Ms Sotomayor spent most of this week repudiating this sentiment. “The task of a judge is not to make the law. It is to apply the law,” she said. As a lower-court judge for 17 years, she said, she has faithfully upheld the law and precedents. Asked whether she agreed with Barack Obama that judges should rely on “empathy”, she said: “We apply law to facts. We don’t apply feelings to facts.” She said the “wise Latina” quote was misunderstood.
Republicans do not believe her. Her rulings as a judge have been “generally speaking left of centre, but within the mainstream,” said Lindsey Graham, a Republican senator from South Carolina, but her speeches “just blow me away”. Mischievously, Mr Graham asked her if she could recite her “wise Latina” quote from memory. Of course, she did not want to repeat it on television. Mr Graham, who is white, observed that if he had said white males make better senators, it would have ended his career, and rightly so.

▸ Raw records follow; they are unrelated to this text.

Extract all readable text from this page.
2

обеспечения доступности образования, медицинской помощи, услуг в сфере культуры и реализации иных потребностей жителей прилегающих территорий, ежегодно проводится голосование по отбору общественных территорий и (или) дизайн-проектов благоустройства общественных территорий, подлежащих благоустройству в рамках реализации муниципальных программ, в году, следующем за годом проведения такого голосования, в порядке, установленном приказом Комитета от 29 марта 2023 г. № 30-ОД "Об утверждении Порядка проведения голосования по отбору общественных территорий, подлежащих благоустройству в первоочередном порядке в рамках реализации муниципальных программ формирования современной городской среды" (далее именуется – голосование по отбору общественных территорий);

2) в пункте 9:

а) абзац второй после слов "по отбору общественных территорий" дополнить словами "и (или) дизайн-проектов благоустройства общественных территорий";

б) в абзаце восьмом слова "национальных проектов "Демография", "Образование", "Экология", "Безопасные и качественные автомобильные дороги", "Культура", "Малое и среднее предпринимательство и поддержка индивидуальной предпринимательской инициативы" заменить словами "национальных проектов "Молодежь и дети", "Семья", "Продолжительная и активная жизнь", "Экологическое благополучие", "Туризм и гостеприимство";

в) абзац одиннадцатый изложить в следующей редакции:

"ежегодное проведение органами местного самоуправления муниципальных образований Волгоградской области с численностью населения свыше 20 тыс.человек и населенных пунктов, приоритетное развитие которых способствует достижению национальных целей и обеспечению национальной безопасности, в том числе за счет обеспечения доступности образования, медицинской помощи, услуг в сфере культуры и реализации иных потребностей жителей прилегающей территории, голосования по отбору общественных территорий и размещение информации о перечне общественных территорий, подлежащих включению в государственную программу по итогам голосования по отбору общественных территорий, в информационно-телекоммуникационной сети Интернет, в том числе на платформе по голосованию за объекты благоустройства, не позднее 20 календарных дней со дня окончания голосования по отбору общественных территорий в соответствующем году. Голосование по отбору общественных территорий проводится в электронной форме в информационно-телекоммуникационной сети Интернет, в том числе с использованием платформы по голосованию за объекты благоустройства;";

“The Framers created a written constitution to make sure our constitutional rights were fixed and certain,” said John Cornyn, a senator from Texas. “The role of judges was intended to be modest,” he said, but over time “the Supreme Court has invented new rights not clearly rooted in any constitutional text.” For example, he said, it has micromanaged the death penalty, invented new rules governing everything from sex to punitive damages and even changed the rules of golf. Democrats retort that Ms Sotomayor’s long and modest record as a judge is more important than her speeches. Republicans are not reassured. As a lower-court judge, she was bound by Supreme Court precedent. Once on the Supreme Court, she will not be.
Ms Sotomayor’s confirmation is in little doubt. Republicans have only 40 out of 100 seats in the Senate, so they cannot block her. But the hearings still matter. Both parties think they can gain a political advantage from them. Republicans hope to win votes by highlighting areas where Democratic orthodoxy strikes most Americans as unfair.
For example, only 9% of Americans think that race should ever be a factor in deciding who gets promoted for a job, according to a poll by YouGov for The Economist, while 85% think it should not. Hence the Republicans’ decision to call as witnesses this week some firefighters who were denied promotion because of their skin colour. They did well on a test, but none of their black colleagues did, so the city that employed them threw out the test and promoted no one. Ms Sotomayor ruled that that was fine; the Supreme Court recently reversed her decision.
Democrats hope to win votes because Ms Sotomayor would be the first Latina on the Supreme Court. Hispanics are a large and swelling part of the electorate. They cast 9% of the votes in last year’s presidential contest. And their votes are up for grabs. Republican attacks on her can easily be portrayed as white guys in suits trying to keep a qualified Latina down. So the Republicans are treading carefully.
Meanwhile Ms Sotomayor is acquitting herself well enough. She does not dazzle, but she knows her stuff and has made no mistakes so far. She answers questions slowly, as if making sure that nothing informative passes her lips. Asked about her legal philosophy, she says she doesn’t like labels. Asked if the Supreme Court overstepped its authority in a property-rights case, she said the Court thought not.
According to YouGov some 41% think Ms Sotomayor should be confirmed, while 29% oppose and 30% are unsure. But the only voters she needs to worry about are the 100 in the Senate. And, as Mr Graham observed, unless she has “a complete meltdown”, she will be confirmed.